# A very happy young man with his first limit



## Springer (Dec 21, 2004)

He had his limit before dad did, but I did let him have first crack at a couple.

I can say without a doubt he will be a hunter for the rest of his life.

Here he is with a couple of the pups that didn't want to sit still for the picture.

[siteimg]5292[/siteimg]


----------



## deacon (Sep 12, 2003)

Awesome!

Man those dogs look cold.


----------



## DJRooster (Nov 4, 2002)

Great picture that is what it is all about but get the man a hunting hat!!!!


----------



## Dak (Feb 28, 2005)

SWEET!!


----------



## Springer (Dec 21, 2004)

> but get the man a hunting hat!!!!


He had a camo baseball hat in the car but was very happy to find the stocking hat under the seat because the hood on the coat wasn't cutting it for him. He also lost one glove so he went all day with only a left hand glove.
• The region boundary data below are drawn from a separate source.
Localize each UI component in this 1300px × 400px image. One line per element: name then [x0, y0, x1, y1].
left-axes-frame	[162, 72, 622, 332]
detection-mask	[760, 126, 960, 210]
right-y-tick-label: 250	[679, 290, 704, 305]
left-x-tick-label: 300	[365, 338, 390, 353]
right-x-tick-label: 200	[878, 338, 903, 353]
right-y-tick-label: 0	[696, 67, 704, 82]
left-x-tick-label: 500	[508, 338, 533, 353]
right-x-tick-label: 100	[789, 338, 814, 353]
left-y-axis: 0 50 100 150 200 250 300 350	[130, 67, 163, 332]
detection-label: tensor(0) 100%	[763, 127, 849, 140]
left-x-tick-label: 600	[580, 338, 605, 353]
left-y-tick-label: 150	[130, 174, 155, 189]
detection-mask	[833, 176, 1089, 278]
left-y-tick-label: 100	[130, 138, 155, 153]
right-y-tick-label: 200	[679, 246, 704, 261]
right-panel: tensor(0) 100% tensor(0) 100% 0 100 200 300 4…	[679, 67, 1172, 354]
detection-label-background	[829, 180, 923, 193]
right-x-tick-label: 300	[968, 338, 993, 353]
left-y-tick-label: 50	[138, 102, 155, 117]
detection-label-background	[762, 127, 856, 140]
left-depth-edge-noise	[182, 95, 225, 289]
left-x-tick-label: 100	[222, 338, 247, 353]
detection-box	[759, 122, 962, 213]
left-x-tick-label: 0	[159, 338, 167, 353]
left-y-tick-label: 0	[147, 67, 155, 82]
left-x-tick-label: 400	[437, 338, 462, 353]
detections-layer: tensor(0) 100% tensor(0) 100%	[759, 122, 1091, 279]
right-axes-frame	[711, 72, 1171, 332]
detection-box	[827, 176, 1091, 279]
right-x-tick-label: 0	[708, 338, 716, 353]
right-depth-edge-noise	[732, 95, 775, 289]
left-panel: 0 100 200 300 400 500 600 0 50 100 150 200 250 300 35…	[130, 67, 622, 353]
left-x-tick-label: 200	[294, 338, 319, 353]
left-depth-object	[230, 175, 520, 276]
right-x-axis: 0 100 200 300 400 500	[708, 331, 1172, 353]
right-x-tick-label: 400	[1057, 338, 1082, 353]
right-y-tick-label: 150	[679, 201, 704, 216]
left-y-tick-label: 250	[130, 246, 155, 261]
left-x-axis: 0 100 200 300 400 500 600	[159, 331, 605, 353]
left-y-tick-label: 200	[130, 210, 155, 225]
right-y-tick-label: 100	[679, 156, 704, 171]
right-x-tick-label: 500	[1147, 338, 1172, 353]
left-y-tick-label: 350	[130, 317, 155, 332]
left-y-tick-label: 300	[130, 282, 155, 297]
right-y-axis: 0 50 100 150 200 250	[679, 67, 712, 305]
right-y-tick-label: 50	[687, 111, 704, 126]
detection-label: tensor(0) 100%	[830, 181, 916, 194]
I guess we were not quite ready for the cold.


----------



## target (Aug 10, 2006)

Springer said:


> He had a camo baseball hat in the car but was very happy to find the stocking hat under the seat because the hood on the coat wasn't cutting it for him. He also lost one glove so he went all day with only a left hand glove.
> 
> I guess we were not quite ready for the cold.


Ha I agree, I have about 15 left handed gloves I lose my righ one everytime.

Good to see a couple youngens pups and kid must have been a blast.


----------



## Springer (Dec 21, 2004)

With two of his roosters he was walking the edge and the GSP pointed and he went in and flushed the birds, two roosters and he shot one then about thirty feet further up another point and two more roosters. He got one out of each point, he was extremley happy especially when dad shot at one and missed and he cleaned up for me, I didn't get a chance for a second shot.

He took both on his first shot.


----------



## Rick Acker (Sep 26, 2002)

Now that is cool proud papa!


----------



## mburgess (Aug 11, 2003)

Nice!


----------



## kgpcr (Sep 2, 2006)

If you teach a kid to hunt you wont have to hunt for your kid. Great clean fun for a kid. I hope you created a hunting monster!! the future of hunting is in kids like yours!
GREAT JOB


----------



## Remmi_&amp;_I (Dec 2, 2003)

Great pic! Best memories were when I first started hunting with my dad ( I was a sophomore in HS though :eyeroll: )


----------



## Crazy Horse RVN (Aug 31, 2006)

This was my first time hunting in ND. It was wonderful to say the least. Pheasants, Sharpies, and Huns. The two best days were when my partner and I took the rancher's sons girlfriend's eight year old son hunting with us. It was the first time he'd ever been hunting. He had a ball just tagging along. He was thrilled when I asked him to hold my shotgun as I negotiated those barbed wire fences. Of course we gave him a crash course in how to check if the gun was loaded and how to handle it. (Break open shotguns, unloaded of course.)

The next day his mother gave us a hand made (Crayon) "Thank You" card the boy had made for each of us with a drawing of a hunter shooting a Pheasant over a dog. I'm going to hang that card in my hunting camp in N.E. Pennsylvania. I think we left the boy with a good lasting impression of bird hunters. Should I ever return I will make a point to take this boy hunting again. We really had a good time with him.


----------